Cisco Talos releases EvidenceForge for correlated synthetic logs
Cisco Talos released EvidenceForge on May 27, 2026. The open-source tool generates causally consistent synthetic security logs across 20+ formats and includes AI-assisted scenario authoring.
Cisco Talos released EvidenceForge on May 27, 2026. The project is open source and available on GitHub. EvidenceForge produces correlated synthetic security logs across more than 20 Windows, Linux and network formats for training, testing and dataset creation.
The tool generates synchronized telemetry and provides ground-truth documentation to help security teams train analysts, validate detections and create labeled datasets. Scenarios produce both an analyst briefing and a detailed ground-truth document with a narrative, timeline and indicators of compromise.
EvidenceForge uses a single canonical SecurityEvent model that carries timestamps and composable context objects such as ProcessContext, NetworkContext, AuthContext, DnsContext and HttpContext. Emitters read only the fields relevant to their format so emitted logs share the same identifiers and timing across sources.
Users describe environments in a YAML scenario file that lists hosts, users and network topology and may include an attack narrative. From that file the engine produces outputs such as Windows Security Events (about 30 event IDs), Sysmon (around 10 event IDs), EDR/XDR telemetry, Linux syslog, bash history, Zeek JSON logs, Snort IDS alerts, firewall logs, web server access logs and forward proxy logs.

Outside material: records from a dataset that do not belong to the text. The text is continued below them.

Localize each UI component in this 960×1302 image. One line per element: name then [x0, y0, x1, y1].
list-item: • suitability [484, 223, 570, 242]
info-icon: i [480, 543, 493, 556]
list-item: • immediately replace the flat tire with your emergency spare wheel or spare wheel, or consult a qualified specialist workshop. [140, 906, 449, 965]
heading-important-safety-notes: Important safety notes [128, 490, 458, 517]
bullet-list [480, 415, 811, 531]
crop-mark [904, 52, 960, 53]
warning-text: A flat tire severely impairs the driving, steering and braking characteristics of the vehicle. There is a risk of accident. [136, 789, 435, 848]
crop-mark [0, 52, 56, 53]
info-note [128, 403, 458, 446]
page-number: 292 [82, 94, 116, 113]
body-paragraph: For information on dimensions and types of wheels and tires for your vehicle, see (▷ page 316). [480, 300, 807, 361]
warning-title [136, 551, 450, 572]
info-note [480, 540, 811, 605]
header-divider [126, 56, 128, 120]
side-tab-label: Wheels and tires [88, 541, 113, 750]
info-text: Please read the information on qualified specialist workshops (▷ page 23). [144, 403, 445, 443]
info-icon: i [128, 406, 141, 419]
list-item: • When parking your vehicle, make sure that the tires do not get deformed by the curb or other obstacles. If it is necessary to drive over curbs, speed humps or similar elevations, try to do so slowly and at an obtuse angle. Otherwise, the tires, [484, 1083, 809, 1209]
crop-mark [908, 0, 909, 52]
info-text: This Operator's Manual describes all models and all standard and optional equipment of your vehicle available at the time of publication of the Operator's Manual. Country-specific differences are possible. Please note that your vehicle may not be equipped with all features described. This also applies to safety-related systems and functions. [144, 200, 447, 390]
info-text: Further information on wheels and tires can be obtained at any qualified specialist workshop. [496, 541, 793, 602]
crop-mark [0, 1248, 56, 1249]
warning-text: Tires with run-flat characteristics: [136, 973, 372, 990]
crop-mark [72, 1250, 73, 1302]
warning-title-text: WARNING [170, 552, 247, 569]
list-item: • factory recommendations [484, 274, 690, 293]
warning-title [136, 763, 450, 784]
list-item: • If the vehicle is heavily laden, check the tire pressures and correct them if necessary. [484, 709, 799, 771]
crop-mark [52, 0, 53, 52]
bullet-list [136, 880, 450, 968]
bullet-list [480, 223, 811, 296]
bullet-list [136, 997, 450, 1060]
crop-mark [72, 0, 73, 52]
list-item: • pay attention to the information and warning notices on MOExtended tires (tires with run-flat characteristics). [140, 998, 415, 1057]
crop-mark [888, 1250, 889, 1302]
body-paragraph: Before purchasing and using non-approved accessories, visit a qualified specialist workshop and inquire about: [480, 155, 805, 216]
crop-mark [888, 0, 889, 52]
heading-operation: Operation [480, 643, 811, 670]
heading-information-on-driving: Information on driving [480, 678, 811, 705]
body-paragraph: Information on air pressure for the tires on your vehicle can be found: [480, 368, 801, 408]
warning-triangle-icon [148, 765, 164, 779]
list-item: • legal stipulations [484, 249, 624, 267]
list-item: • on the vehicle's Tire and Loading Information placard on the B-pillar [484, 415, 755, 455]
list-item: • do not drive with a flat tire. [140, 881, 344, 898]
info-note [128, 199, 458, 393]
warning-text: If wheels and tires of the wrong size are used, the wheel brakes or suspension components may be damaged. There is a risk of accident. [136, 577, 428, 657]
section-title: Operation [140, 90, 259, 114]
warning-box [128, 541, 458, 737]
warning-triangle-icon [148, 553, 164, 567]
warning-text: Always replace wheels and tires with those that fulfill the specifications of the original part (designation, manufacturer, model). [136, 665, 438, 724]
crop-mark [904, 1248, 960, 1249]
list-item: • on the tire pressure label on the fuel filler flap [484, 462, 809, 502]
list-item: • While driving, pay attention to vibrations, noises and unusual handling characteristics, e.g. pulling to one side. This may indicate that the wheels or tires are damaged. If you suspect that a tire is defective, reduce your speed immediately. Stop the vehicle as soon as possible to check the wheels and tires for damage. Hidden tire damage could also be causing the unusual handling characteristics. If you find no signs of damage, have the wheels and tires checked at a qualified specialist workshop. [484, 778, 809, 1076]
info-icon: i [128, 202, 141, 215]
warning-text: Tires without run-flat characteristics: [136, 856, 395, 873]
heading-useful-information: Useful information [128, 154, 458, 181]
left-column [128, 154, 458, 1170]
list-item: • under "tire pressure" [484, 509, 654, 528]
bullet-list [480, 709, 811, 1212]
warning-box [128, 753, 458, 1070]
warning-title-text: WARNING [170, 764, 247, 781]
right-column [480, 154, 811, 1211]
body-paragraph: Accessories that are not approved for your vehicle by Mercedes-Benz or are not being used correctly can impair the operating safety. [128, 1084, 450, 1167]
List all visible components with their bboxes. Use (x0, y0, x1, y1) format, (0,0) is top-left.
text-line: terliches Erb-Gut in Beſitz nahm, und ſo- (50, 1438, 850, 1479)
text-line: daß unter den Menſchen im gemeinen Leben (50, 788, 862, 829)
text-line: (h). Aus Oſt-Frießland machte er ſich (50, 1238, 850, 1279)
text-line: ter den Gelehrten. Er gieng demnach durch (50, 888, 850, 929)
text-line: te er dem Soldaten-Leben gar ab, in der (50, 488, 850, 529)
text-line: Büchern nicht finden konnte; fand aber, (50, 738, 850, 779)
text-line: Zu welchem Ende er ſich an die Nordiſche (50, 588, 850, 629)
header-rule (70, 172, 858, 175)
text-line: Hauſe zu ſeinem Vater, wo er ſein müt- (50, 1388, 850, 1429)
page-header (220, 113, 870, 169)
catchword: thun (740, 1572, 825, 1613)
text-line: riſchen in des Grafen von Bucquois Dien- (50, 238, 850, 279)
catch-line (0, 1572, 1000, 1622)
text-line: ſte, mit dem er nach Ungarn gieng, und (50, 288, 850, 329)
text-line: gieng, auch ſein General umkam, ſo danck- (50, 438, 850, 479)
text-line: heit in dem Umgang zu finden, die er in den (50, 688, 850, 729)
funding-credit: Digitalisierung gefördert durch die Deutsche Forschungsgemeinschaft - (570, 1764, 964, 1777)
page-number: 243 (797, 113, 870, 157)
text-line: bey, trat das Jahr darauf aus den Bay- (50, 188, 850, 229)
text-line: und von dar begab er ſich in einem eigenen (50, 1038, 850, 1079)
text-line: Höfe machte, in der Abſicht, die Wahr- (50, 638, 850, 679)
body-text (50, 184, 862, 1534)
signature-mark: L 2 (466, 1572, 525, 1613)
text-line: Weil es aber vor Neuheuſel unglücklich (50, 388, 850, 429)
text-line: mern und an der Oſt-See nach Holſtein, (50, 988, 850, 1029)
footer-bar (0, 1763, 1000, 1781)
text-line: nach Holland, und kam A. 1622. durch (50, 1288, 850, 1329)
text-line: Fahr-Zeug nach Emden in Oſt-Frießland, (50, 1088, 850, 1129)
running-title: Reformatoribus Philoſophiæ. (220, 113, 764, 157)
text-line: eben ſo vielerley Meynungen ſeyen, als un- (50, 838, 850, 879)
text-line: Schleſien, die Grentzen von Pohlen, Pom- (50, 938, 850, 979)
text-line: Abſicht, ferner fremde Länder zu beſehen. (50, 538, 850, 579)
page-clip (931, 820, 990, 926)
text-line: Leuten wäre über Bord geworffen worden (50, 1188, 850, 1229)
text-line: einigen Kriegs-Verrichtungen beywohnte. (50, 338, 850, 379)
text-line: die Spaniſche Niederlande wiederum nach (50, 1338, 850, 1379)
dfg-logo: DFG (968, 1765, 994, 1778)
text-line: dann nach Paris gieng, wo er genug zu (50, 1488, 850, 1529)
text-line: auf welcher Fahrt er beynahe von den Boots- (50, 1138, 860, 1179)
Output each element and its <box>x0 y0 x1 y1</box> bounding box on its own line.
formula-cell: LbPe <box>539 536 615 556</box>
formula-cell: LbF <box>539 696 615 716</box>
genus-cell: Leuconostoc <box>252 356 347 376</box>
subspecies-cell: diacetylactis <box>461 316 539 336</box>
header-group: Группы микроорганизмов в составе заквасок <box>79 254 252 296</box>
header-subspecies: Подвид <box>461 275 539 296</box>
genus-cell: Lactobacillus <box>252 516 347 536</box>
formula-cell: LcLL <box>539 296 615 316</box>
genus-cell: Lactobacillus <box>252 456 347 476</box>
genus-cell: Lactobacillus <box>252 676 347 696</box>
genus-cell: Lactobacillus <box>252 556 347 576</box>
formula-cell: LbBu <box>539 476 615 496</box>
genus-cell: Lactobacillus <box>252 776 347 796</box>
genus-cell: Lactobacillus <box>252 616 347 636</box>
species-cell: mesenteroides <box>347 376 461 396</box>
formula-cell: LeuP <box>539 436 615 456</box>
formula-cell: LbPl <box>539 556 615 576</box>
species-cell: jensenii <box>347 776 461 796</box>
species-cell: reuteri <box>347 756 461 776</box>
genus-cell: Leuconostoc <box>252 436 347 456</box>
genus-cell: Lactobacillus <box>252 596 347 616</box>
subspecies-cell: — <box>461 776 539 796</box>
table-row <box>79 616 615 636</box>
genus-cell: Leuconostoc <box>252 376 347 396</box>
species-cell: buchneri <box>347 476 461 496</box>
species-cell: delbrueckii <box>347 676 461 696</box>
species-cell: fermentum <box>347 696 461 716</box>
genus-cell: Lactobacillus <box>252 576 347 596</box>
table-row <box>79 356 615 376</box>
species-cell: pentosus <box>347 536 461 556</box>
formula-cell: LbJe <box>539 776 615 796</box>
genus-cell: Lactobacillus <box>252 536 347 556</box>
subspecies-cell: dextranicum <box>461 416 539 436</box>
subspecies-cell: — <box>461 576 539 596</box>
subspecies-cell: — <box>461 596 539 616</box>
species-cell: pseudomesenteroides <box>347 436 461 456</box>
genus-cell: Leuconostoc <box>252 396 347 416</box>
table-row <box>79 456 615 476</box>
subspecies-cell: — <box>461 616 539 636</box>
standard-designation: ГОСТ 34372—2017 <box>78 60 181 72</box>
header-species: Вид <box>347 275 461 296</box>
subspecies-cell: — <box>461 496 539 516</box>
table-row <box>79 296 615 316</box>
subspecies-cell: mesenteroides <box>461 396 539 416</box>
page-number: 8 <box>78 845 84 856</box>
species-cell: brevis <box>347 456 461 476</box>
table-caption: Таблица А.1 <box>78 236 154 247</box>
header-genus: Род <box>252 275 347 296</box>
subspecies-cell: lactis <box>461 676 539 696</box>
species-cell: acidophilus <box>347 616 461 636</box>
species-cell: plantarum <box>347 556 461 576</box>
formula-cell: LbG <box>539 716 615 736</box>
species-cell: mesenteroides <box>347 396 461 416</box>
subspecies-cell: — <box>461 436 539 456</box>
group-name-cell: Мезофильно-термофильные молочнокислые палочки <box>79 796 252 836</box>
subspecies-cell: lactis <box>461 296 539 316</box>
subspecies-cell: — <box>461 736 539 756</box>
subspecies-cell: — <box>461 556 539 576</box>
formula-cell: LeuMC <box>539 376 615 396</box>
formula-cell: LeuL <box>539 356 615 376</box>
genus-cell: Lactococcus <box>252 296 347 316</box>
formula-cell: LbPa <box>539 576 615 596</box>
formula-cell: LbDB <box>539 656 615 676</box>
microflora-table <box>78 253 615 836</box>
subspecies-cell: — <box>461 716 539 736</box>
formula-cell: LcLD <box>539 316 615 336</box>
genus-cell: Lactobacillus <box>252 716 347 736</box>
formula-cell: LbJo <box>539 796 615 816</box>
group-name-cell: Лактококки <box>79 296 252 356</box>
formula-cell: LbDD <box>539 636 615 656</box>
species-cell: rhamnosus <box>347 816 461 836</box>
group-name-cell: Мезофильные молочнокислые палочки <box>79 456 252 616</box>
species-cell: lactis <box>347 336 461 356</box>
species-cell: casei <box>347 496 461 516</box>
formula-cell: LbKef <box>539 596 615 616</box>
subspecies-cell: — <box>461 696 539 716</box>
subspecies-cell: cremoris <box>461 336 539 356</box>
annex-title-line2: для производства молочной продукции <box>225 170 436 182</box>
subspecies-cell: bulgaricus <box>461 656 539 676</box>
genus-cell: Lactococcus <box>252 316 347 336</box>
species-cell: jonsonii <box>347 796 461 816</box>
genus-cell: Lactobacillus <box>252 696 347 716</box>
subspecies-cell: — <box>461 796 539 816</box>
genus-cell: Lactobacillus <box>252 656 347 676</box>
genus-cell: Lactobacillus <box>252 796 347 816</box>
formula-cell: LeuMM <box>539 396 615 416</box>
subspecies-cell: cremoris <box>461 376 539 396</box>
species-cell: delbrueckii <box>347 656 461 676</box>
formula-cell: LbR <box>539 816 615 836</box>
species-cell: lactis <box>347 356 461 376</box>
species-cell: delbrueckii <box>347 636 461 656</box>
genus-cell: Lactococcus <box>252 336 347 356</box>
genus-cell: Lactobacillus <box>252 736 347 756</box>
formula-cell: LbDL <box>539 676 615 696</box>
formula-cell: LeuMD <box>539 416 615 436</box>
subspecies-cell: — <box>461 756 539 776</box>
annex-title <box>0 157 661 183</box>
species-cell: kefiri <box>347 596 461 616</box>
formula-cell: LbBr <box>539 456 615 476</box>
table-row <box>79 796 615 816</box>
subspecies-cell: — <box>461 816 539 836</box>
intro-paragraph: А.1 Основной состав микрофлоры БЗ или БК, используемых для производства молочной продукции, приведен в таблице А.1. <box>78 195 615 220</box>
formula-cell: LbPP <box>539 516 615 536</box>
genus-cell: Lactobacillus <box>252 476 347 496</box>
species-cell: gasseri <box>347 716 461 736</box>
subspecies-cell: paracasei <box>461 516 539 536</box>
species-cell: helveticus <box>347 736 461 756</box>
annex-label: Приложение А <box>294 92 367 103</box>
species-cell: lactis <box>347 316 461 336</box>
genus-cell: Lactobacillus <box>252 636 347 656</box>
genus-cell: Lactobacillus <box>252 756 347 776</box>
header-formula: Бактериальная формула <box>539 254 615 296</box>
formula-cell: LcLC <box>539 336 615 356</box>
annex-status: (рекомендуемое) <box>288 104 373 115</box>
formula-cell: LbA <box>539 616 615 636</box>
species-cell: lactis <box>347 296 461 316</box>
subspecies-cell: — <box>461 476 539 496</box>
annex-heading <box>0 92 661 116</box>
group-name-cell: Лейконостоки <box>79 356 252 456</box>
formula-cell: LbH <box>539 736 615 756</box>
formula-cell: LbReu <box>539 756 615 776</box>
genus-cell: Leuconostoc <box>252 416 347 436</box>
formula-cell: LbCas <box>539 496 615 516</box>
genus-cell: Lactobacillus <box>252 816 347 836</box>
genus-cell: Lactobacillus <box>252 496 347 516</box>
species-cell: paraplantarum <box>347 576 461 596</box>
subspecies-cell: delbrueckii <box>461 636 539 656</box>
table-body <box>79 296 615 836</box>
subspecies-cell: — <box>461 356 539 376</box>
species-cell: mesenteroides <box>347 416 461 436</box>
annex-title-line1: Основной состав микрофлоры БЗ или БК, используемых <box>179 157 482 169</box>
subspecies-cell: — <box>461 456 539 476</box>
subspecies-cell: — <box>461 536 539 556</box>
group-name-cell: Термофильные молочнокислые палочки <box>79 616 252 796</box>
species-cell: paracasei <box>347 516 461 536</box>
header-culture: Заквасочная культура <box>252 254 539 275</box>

Causality is an explicit feature. A composable rule engine auto-generates prerequisite events with realistic timing offsets so dependent evidence appears in expected order; for example, Kerberos ticket exchanges can be generated before domain logons and DNS queries before hostname connections.
Network visibility is modelled in the scenario. Authors can declare sensor placement such as SPAN or TAP ports, monitored segments and direction. The engine emits network logs only where a declared sensor could observe traffic, producing monitoring gaps that reflect the configured topology.
The baseline generator adds background noise including legitimate lateral movement patterns, normal user and application activity, per-user command diversity and benign red herrings. EvidenceForge exposes timing parameters and uses three timing models: a Hawkes self-exciting process for bursty user behavior, a periodic envelope for weekday cycles, and periodic intervals with jitter for scheduled automated events.
Scenario creation is assisted by AI tools that run guided interviews, research tactics and techniques, and produce a validated YAML configuration. After validation a Python script performs schema and cross-reference checks and deterministically emits the correlated logs. Randomness is seeded so repeated runs produce identical output, and the AI can propose fixes for schema errors.
EvidenceForge runs from a command-line interface or a guided conversation workflow. Typical uses include building SOC analyst training programs, testing detection logic against labeled datasets, generating training data for machine learning models and stress-testing SIEM pipelines. Scenarios are version-controllable and shareable.
Cisco Talos notes that purely synthetic datasets will not fully fool expert analysts in every case and that EvidenceForge is intended for training, testing and development rather than as a substitute for production telemetry.